Por Gustavo Nogy
O Brasil é o país do humanismo vagabundo e da coleta seletiva de
vítimas. Que os leitores me perdoem a obsessão. Uma mulher - ela tem nome: Cinthya Magaly Moutinho de Souza - é incendiada, e se
apressam os sociólogos para encontrar não sei quais razões que possam
justificar e, no limite, defender o incendiário. Protegê-lo de nós. Um estudante - ele tem
nome: Victor
Hugo Deppman - é executado, e o especialista em Direito Penal, sob o abrigo dos
códigos e de alguma promíscua hermenêutica, acha por bem vir a público ensinar
a nós outros as virtudes civilizatórias da inimputabilidade.
Mas essas são as vítimas que não interessam aos militantes, aos
pacifistas, aos artistas beijoqueiros e aos - como é mesmo? - operadores do direito. Falta-lhes o glamour. Entram nas
estatísticas e ali ficam. Ali somem. Como se tomar parte silenciosa no
percentual de assassinatos/ano lhes fosse o mais digno epitáfio. Mas há vítimas
e vítimas.
Matemático: onze mandados de prisão
por tráfico e homicídio. Ignoro-lhe, de propósito, o nome. Assim quis ser
conhecido o traficante morto em uma perseguição da Polícia Civil do Rio de
Janeiro. Há um ano. Domingo, 5, o programa Fantástico,
da Rede Globo, exibe imagens e denuncia - depois da protocolar consulta aos
especialistas - a impropriedade da ação policial.
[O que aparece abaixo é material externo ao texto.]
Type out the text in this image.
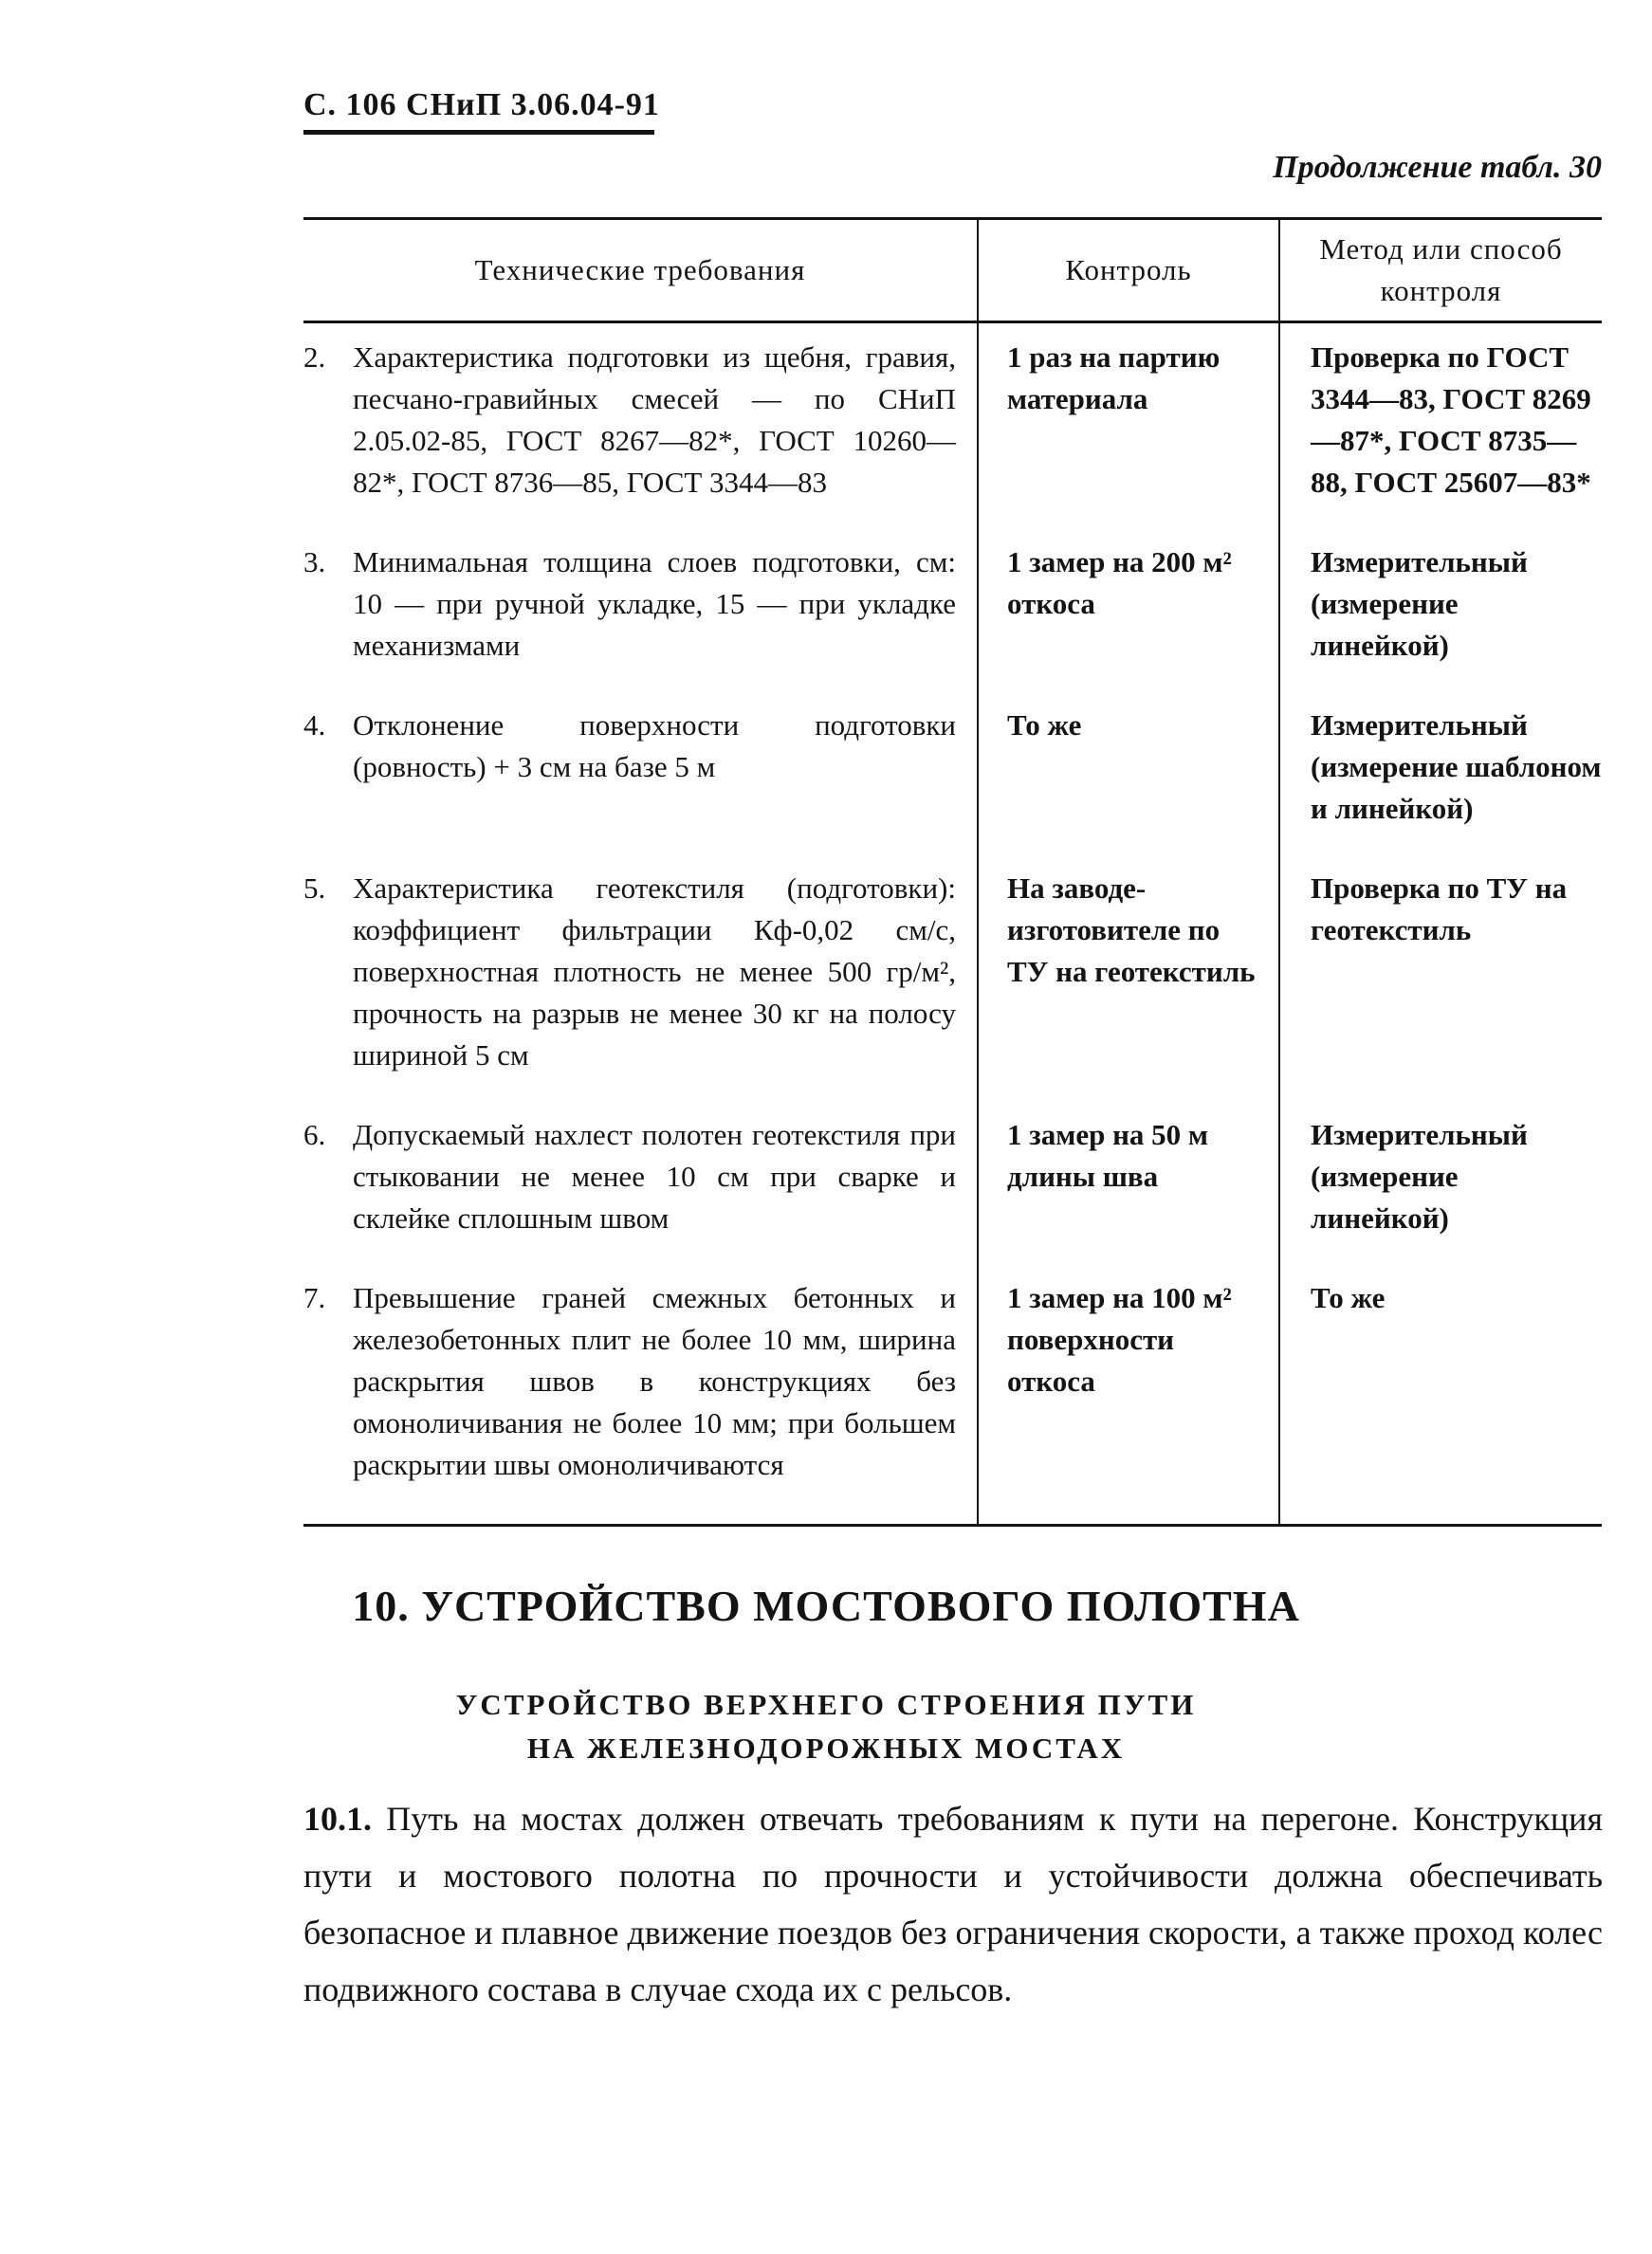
С. 106 СНиП 3.06.04-91
Продолжение табл. 30
Технические требования	Контроль	Метод или способ контроля

2. Характеристика подготовки из щебня, гравия, песчано-гравийных смесей — по СНиП 2.05.02-85, ГОСТ 8267—82*, ГОСТ 10260—82*, ГОСТ 8736—85, ГОСТ 3344—83	1 раз на партию материала	Проверка по ГОСТ 3344—83, ГОСТ 8269—87*, ГОСТ 8735—88, ГОСТ 25607—83*

3. Минимальная толщина слоев подготовки, см: 10 — при ручной укладке, 15 — при укладке механизмами	1 замер на 200 м² откоса	Измерительный (измерение линейкой)

4. Отклонение поверхности подготовки (ровность) + 3 см на базе 5 м	То же	Измерительный (измерение шаблоном и линейкой)

5. Характеристика геотекстиля (подготовки): коэффициент фильтрации Кф-0,02 см/с, поверхностная плотность не менее 500 гр/м², прочность на разрыв не менее 30 кг на полосу шириной 5 см	На заводе-изготовителе по ТУ на геотекстиль	Проверка по ТУ на геотекстиль

6. Допускаемый нахлест полотен геотекстиля при стыковании не менее 10 см при сварке и склейке сплошным швом	1 замер на 50 м длины шва	Измерительный (измерение линейкой)

7. Превышение граней смежных бетонных и железобетонных плит не более 10 мм, ширина раскрытия швов в конструкциях без омоноличивания не более 10 мм; при большем раскрытии швы омоноличиваются	1 замер на 100 м² поверхности откоса	То же
10. УСТРОЙСТВО МОСТОВОГО ПОЛОТНА
УСТРОЙСТВО ВЕРХНЕГО СТРОЕНИЯ ПУТИ
НА ЖЕЛЕЗНОДОРОЖНЫХ МОСТАХ
10.1. Путь на мостах должен отвечать требованиям к пути на перегоне. Конструкция пути и мостового полотна по прочности и устойчивости должна обеспечивать безопасное и плавное движение поездов без ограничения скорости, а также проход колес подвижного состава в случае схода их с рельсов.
Mais do que isso: a
desproporção entre a força estatal e o indefeso e encurralado personagem. Ele é
a vítima que importa.
Tão logo exibida a reportagem, a Comissão de Direitos Humanos da
Assembleia Legislativa do Rio de Janeiro, presidida por Marcelo Freixo, tratou
de abrir os trabalhos: "Os recursos da Polícia Civil, os recursos da
secretaria de segurança, os investimentos em tecnologia não podem estar a
serviço desse tipo de ação". José Mariano Beltrame,
secretário de segurança e inventor daquele sistema que consiste em deslocar os
traficantes de um morro para que pacificamente possam retomar a lida em outro
morro, considera que o setor especializado tem de dar uma resposta à sociedade. O
jornalista insiste, mais do que pergunta: "Não foi mesmo execução?".
Na segunda-feira, 6, a Polícia Civil toma a decisão de
afastar de suas funções o piloto do helicóptero usado na operação. O caso havia
sido arquivado, "mas ganhou novos rumos depois da exibição, no último
domingo (5), pelo Fantástico,da caçada da polícia ao traficante, como mostrou
o RJTV".
A inversão de
valores - mais do que isso: a escolha deliberada de valores específicos e a
simpatia por determinados protagonistas - é flagrante e a mim estarrece. Não
pretendo, é evidente, ignorar que investigações precisam ser feitas; tampouco
me entusiasmo pela atuação estatal e pela ideologia do estado forte, detentor
do monopólio da força. É o que temos pra hoje, admito.
O que
impressiona é que há toda uma cosmovisão subjacente e nada parece ser gratuito.
Dentro daquela estrutura narrativa - marxismo vulgar, rousseaunismo rastaquera e algumas boas doses de
tergiversações acerca da biopolítica -, as vítimas queimadas ou executadas
barbaramente não são exatamente vítimas: são apenas dentes de uma engrenagem
muito mais complexa, que as ultrapassa e absorve. Elas estavam ali, na hora e
lugar errados. Os perpetradores de barbaridades são, por sua vez, o epifenômeno
do que o pensamento crítico costuma chamar de "sistema". Como se traficantes e
assassinos fossem apenas força bruta, força da natureza; amorais e, ipso facto, inocentes.
Se a sociedade
clama por penas mais severas e urgentes para os bandidos, os arautos do
humanismo de ocasião respondem com os direitos, com as salvaguardas, com os
estatutos, com as estatísticas. Se, no entanto, a vítima é o anti-herói; se a
vítima é o homicida; se a vítima é o traficante morto no legítimo exercício de
suas atividades, digamos, extracurriculares, daí sim algo há de ser feito.
Na prática, o
meliante, quando mata, é vítima de um tal sistema que o teria produzido; quando
morre, é vítima do mesmo sistema que o teria produzido. De um jeito ou de outro
ele nunca perde. E nós outros? Ficamos com o choro dos parentes, com a solidão
dos próximos, com a morte anônima e carente de qualquer significado, de
qualquer metáfora, de qualquer discurso. Que os mortos velem seus mortos. É o
que resta?
Um comentário:
Mais uma classe protegida pelo sistema. Hoje, nós que não pertencemos a qualquer uma dessas "minorias", só rezando prá sobrevivermos.